Тетя Берта тоже вздрогнула, обычная выдержка ей изменила. Если быть честным, меня не стошнило прямо на тропинке только потому, что рядом была Анка. Каким-то чудом я проглотил назад все то, что рвалось из желудка наружу. Мужчина бился все слабее, он закашлялся: наверное, муравьи заползли к нему в дыхательные пути и грызли изнутри. Мне показалось, что это был еще не старый человек, но точно определить возраст, когда все тело человека кровоточит и кожу срывают лоскутами, невозможно. Оба обреченных на смерть пленника не принадлежали к фэйри, как впрочем, и к пиктам, и к обычным. Я хорошо видел голую ногу мужчины, от ступни и примерно до середины бедра. Нога дрыгалась, муравьи с нее падали, и медно-красная кожа оставалась пока почти нетронутой. На то, что творилось выше, нельзя было смотреть на сытый желудок. Но дело не в цвете кожи, в конце концов, на нашей планете обитают еще индейцы. На ноге у пленника имелось шесть длинных пальцев, заканчивающихся крючковатыми когтями, причем шестой палец противостоял пяти остальным, торчал высоко, над пяткой. Сама грубая стопа была короткой, скорее похожей на копыто, а красная кожа заросла такими же медно-рыжими волосами. И все-таки, оба пленника принадлежали к разумной расе!

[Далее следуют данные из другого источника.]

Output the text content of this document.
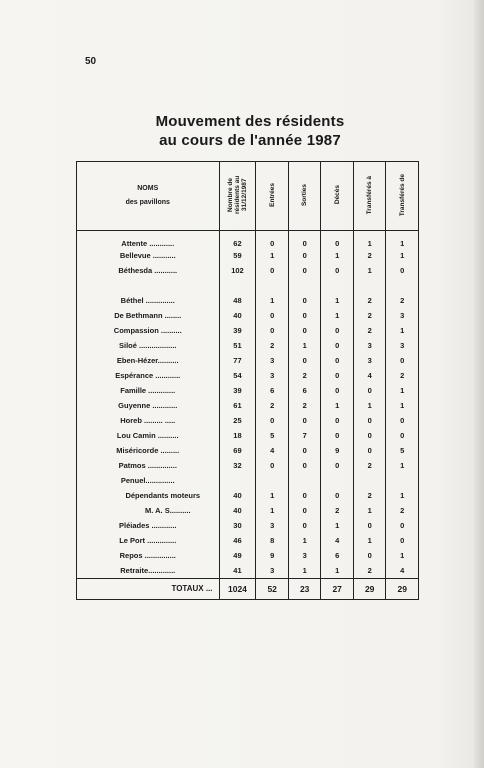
50
Mouvement des résidents
au cours de l'année 1987
NOMS
des pavillons	Nombre de résidents au 31/12/1987	Entrées	Sorties	Décès	Transférés à	Transférés de
Attente ............	62	0	0	0	1	1
Bellevue ...........	59	1	0	1	2	1
Béthesda ...........	102	0	0	0	1	0

Béthel ..............	48	1	0	1	2	2
De Bethmann ........	40	0	0	1	2	3
Compassion ..........	39	0	0	0	2	1
Siloé ..................	51	2	1	0	3	3
Eben-Hézer..........	77	3	0	0	3	0
Espérance ............	54	3	2	0	4	2
Famille .............	39	6	6	0	0	1
Guyenne ............	61	2	2	1	1	1
Horeb ......... .....	25	0	0	0	0	0
Lou Camin ..........	18	5	7	0	0	0
Miséricorde .........	69	4	0	9	0	5
Patmos ..............	32	0	0	0	2	1
Penuel..............						
Dépendants moteurs	40	1	0	0	2	1
M. A. S..........	40	1	0	2	1	2
Pléiades ............	30	3	0	1	0	0
Le Port ..............	46	8	1	4	1	0
Repos ...............	49	9	3	6	0	1
Retraite.............	41	3	1	1	2	4
TOTAUX ...	1024	52	23	27	29	29
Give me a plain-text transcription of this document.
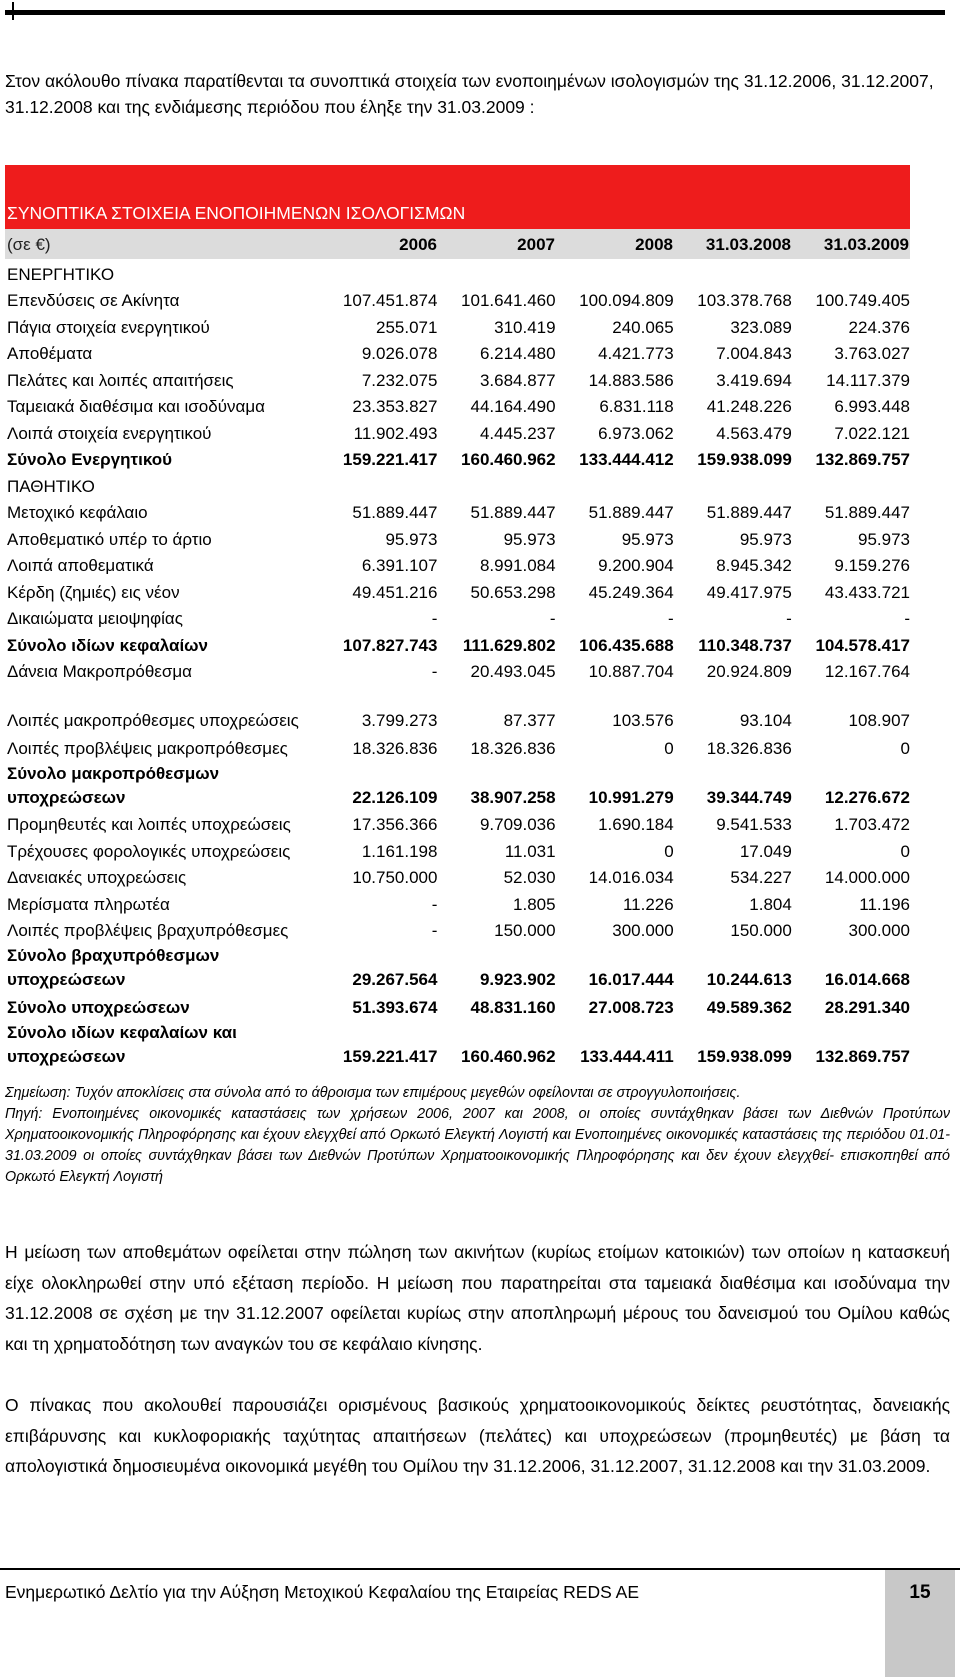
Στον ακόλουθο πίνακα παρατίθενται τα συνοπτικά στοιχεία των ενοποιημένων ισολογισμών της 31.12.2006, 31.12.2007, 31.12.2008 και της ενδιάμεσης περιόδου που έληξε την 31.03.2009 :
ΣΥΝΟΠΤΙΚΑ ΣΤΟΙΧΕΙΑ ΕΝΟΠΟΙΗΜΕΝΩΝ ΙΣΟΛΟΓΙΣΜΩΝ
(σε €)	2006	2007	2008	31.03.2008	31.03.2009
ΕΝΕΡΓΗΤΙΚΟ					
Επενδύσεις σε Ακίνητα	107.451.874	101.641.460	100.094.809	103.378.768	100.749.405
Πάγια στοιχεία ενεργητικού	255.071	310.419	240.065	323.089	224.376
Αποθέματα	9.026.078	6.214.480	4.421.773	7.004.843	3.763.027
Πελάτες και λοιπές απαιτήσεις	7.232.075	3.684.877	14.883.586	3.419.694	14.117.379
Ταμειακά διαθέσιμα και ισοδύναμα	23.353.827	44.164.490	6.831.118	41.248.226	6.993.448
Λοιπά στοιχεία ενεργητικού	11.902.493	4.445.237	6.973.062	4.563.479	7.022.121
Σύνολο Ενεργητικού	159.221.417	160.460.962	133.444.412	159.938.099	132.869.757
ΠΑΘΗΤΙΚΟ					
Μετοχικό κεφάλαιο	51.889.447	51.889.447	51.889.447	51.889.447	51.889.447
Αποθεματικό υπέρ το άρτιο	95.973	95.973	95.973	95.973	95.973
Λοιπά αποθεματικά	6.391.107	8.991.084	9.200.904	8.945.342	9.159.276
Κέρδη (ζημιές) εις νέον	49.451.216	50.653.298	45.249.364	49.417.975	43.433.721
Δικαιώματα μειοψηφίας	-	-	-	-	-
Σύνολο ιδίων κεφαλαίων	107.827.743	111.629.802	106.435.688	110.348.737	104.578.417
Δάνεια Μακροπρόθεσμα	-	20.493.045	10.887.704	20.924.809	12.167.764
Λοιπές μακροπρόθεσμες υποχρεώσεις	3.799.273	87.377	103.576	93.104	108.907
Λοιπές προβλέψεις μακροπρόθεσμες	18.326.836	18.326.836	0	18.326.836	0
Σύνολο μακροπρόθεσμων υποχρεώσεων	22.126.109	38.907.258	10.991.279	39.344.749	12.276.672
Προμηθευτές και λοιπές υποχρεώσεις	17.356.366	9.709.036	1.690.184	9.541.533	1.703.472
Τρέχουσες φορολογικές υποχρεώσεις	1.161.198	11.031	0	17.049	0
Δανειακές υποχρεώσεις	10.750.000	52.030	14.016.034	534.227	14.000.000
Μερίσματα πληρωτέα	-	1.805	11.226	1.804	11.196
Λοιπές προβλέψεις βραχυπρόθεσμες	-	150.000	300.000	150.000	300.000
Σύνολο βραχυπρόθεσμων υποχρεώσεων	29.267.564	9.923.902	16.017.444	10.244.613	16.014.668
Σύνολο υποχρεώσεων	51.393.674	48.831.160	27.008.723	49.589.362	28.291.340
Σύνολο ιδίων κεφαλαίων και υποχρεώσεων	159.221.417	160.460.962	133.444.411	159.938.099	132.869.757
Σημείωση: Τυχόν αποκλίσεις στα σύνολα από το άθροισμα των επιμέρους μεγεθών οφείλονται σε στρογγυλοποιήσεις.
Πηγή: Ενοποιημένες οικονομικές καταστάσεις των χρήσεων 2006, 2007 και 2008, οι οποίες συντάχθηκαν βάσει των Διεθνών Προτύπων Χρηματοοικονομικής Πληροφόρησης και έχουν ελεγχθεί από Ορκωτό Ελεγκτή Λογιστή και Ενοποιημένες οικονομικές καταστάσεις της περιόδου 01.01-31.03.2009 οι οποίες συντάχθηκαν βάσει των Διεθνών Προτύπων Χρηματοοικονομικής Πληροφόρησης και δεν έχουν ελεγχθεί- επισκοπηθεί από Ορκωτό Ελεγκτή Λογιστή
Η μείωση των αποθεμάτων οφείλεται στην πώληση των ακινήτων (κυρίως ετοίμων κατοικιών) των οποίων η κατασκευή είχε ολοκληρωθεί στην υπό εξέταση περίοδο. Η μείωση που παρατηρείται στα ταμειακά διαθέσιμα και ισοδύναμα την 31.12.2008 σε σχέση με την 31.12.2007 οφείλεται κυρίως στην αποπληρωμή μέρους του δανεισμού του Ομίλου καθώς και τη χρηματοδότηση των αναγκών του σε κεφάλαιο κίνησης.
Ο πίνακας που ακολουθεί παρουσιάζει ορισμένους βασικούς χρηματοοικονομικούς δείκτες ρευστότητας, δανειακής επιβάρυνσης και κυκλοφοριακής ταχύτητας απαιτήσεων (πελάτες) και υποχρεώσεων (προμηθευτές) με βάση τα απολογιστικά δημοσιευμένα οικονομικά μεγέθη του Ομίλου την 31.12.2006, 31.12.2007, 31.12.2008 και την 31.03.2009.
Ενημερωτικό Δελτίο για την Αύξηση Μετοχικού Κεφαλαίου της Εταιρείας REDS AE	15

— Вот зараза, их надо пристрелить! — Мария сняла с предохранителя пистолет. Меня в ту секунду порадовало, что наездница не поддалась женской панике.
— Не надо ни в кого стрелять! — опомнилась тетя Берта. — Сколько раз вам повторять, что Изнанка прекрасно обходится без ваших пуль. Уберите немедленно оружие.

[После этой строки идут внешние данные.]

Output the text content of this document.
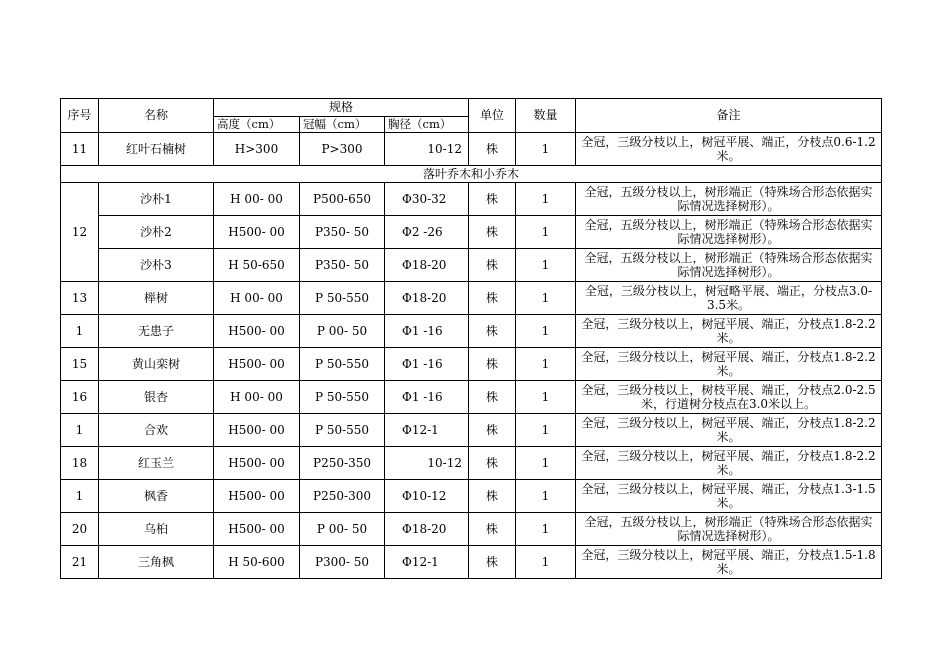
序号	名称	规格			单位	数量	备注
		高度（cm）	冠幅（cm）	胸径（cm）			
11	红叶石楠树	H>300	P>300	10-12	株	1	全冠，三级分枝以上，树冠平展、端正，分枝点0.6-1.2米。
落叶乔木和小乔木							
12	沙朴1	H 00- 00	P500-650	Φ30-32	株	1	全冠，五级分枝以上，树形端正（特殊场合形态依据实际情况选择树形）。
	沙朴2	H500- 00	P350- 50	Φ2 -26	株	1	全冠，五级分枝以上，树形端正（特殊场合形态依据实际情况选择树形）。
	沙朴3	H 50-650	P350- 50	Φ18-20	株	1	全冠，五级分枝以上，树形端正（特殊场合形态依据实际情况选择树形）。
13	榉树	H 00- 00	P 50-550	Φ18-20	株	1	全冠，三级分枝以上，树冠略平展、端正，分枝点3.0-3.5米。
1	无患子	H500- 00	P 00- 50	Φ1 -16	株	1	全冠，三级分枝以上，树冠平展、端正，分枝点1.8-2.2米。
15	黄山栾树	H500- 00	P 50-550	Φ1 -16	株	1	全冠，三级分枝以上，树冠平展、端正，分枝点1.8-2.2米。
16	银杏	H 00- 00	P 50-550	Φ1 -16	株	1	全冠，三级分枝以上，树枝平展、端正，分枝点2.0-2.5米，行道树分枝点在3.0米以上。
1	合欢	H500- 00	P 50-550	Φ12-1	株	1	全冠，三级分枝以上，树冠平展、端正，分枝点1.8-2.2米。
18	红玉兰	H500- 00	P250-350	10-12	株	1	全冠，三级分枝以上，树冠平展、端正，分枝点1.8-2.2米。
1	枫香	H500- 00	P250-300	Φ10-12	株	1	全冠，三级分枝以上，树冠平展、端正，分枝点1.3-1.5米。
20	乌桕	H500- 00	P 00- 50	Φ18-20	株	1	全冠，五级分枝以上，树形端正（特殊场合形态依据实际情况选择树形）。
21	三角枫	H 50-600	P300- 50	Φ12-1	株	1	全冠，三级分枝以上，树冠平展、端正，分枝点1.5-1.8米。
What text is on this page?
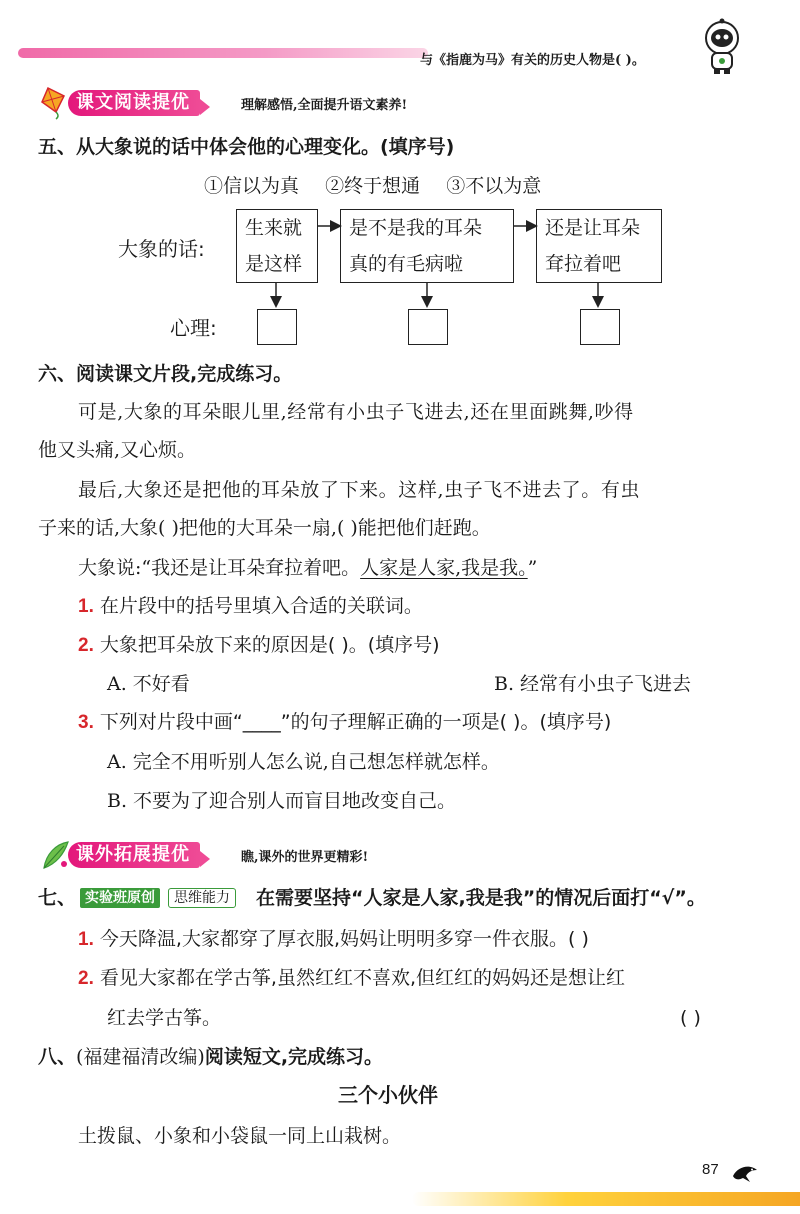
与《指鹿为马》有关的历史人物是( )。
课文阅读提优	理解感悟,全面提升语文素养!
五、从大象说的话中体会他的心理变化。(填序号)
①信以为真 ②终于想通 ③不以为意
大象的话:
生来就
是这样
是不是我的耳朵
真的有毛病啦
还是让耳朵
耷拉着吧
心理:
六、阅读课文片段,完成练习。
可是,大象的耳朵眼儿里,经常有小虫子飞进去,还在里面跳舞,吵得
他又头痛,又心烦。
最后,大象还是把他的耳朵放了下来。这样,虫子飞不进去了。有虫
子来的话,大象( )把他的大耳朵一扇,( )能把他们赶跑。
大象说:“我还是让耳朵耷拉着吧。人家是人家,我是我。”
1. 在片段中的括号里填入合适的关联词。
2. 大象把耳朵放下来的原因是( )。(填序号)
A. 不好看	B. 经常有小虫子飞进去
3. 下列对片段中画“____”的句子理解正确的一项是( )。(填序号)
A. 完全不用听别人怎么说,自己想怎样就怎样。
B. 不要为了迎合别人而盲目地改变自己。
课外拓展提优	瞧,课外的世界更精彩!
七、 实验班原创	思维能力	在需要坚持“人家是人家,我是我”的情况后面打“√”。
1. 今天降温,大家都穿了厚衣服,妈妈让明明多穿一件衣服。( )
2. 看见大家都在学古筝,虽然红红不喜欢,但红红的妈妈还是想让红
红去学古筝。	( )
八、(福建福清改编)阅读短文,完成练习。
三个小伙伴
土拨鼠、小象和小袋鼠一同上山栽树。
87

Советница колебалась. Ей всегда очень не нравилось, когда кто-то командовал, кроме нее.
— Убери пушку и пошли отсюда! — Дядя Саня встал между Марией и муравейником.
— То есть как? Пусть подыхают? — поразилась его неожиданной твердости советница. — И после этого вы будете обвинять атлантов в жестокости?!

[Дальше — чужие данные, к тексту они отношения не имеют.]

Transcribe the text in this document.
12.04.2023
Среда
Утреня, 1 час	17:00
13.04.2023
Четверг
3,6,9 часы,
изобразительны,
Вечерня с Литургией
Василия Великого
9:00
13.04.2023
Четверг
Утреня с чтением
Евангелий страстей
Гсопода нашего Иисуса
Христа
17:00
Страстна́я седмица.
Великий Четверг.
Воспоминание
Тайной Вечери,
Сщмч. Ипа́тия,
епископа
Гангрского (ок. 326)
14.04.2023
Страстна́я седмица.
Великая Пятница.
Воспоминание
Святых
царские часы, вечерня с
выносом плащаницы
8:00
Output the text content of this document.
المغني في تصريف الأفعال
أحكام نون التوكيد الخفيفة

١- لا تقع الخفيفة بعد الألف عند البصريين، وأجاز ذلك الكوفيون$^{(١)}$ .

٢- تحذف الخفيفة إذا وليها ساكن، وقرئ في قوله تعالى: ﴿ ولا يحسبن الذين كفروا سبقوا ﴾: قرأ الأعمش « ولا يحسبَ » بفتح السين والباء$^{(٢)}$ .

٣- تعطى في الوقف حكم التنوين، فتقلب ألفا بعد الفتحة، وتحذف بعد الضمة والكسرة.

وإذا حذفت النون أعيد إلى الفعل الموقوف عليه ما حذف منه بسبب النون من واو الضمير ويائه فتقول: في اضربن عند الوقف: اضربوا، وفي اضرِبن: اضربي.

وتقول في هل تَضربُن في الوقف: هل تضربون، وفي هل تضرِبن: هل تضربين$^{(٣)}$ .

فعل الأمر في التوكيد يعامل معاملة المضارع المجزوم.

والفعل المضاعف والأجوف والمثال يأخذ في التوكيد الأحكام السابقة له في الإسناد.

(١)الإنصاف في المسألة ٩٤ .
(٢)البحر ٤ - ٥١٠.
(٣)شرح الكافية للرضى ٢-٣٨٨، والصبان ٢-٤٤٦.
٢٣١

— Ты ничего не поняла, — укоризненно покачал головой Саня. — Это не казнь военнопленных и не жертвоприношение маньяков. Это наказание, рядовое наказание слуг. Да, да, почему бы тебе не поверить мне хоть раз? Друиды так наказывали провинившихся слуг, или еще более жестоко. Что нам с того? Ты хочешь вмешаться в чужие дела? Представь, что к тебе в дом заявятся гости, отвяжут твою собаку, выпустят на волю твоих птиц и черепах, отдадут детям торт или вино, которое им совсем не положено?!
— Бернар, о чем они говорят? — Анка отвернулась в другую сторону. — Пожалуйста, отвяжите его, ведь вы же умеете, ну, пожалуйста!
— Мы умеем, но не будем, — поддержал я дядю Саню. — Пойдемте скорее дальше.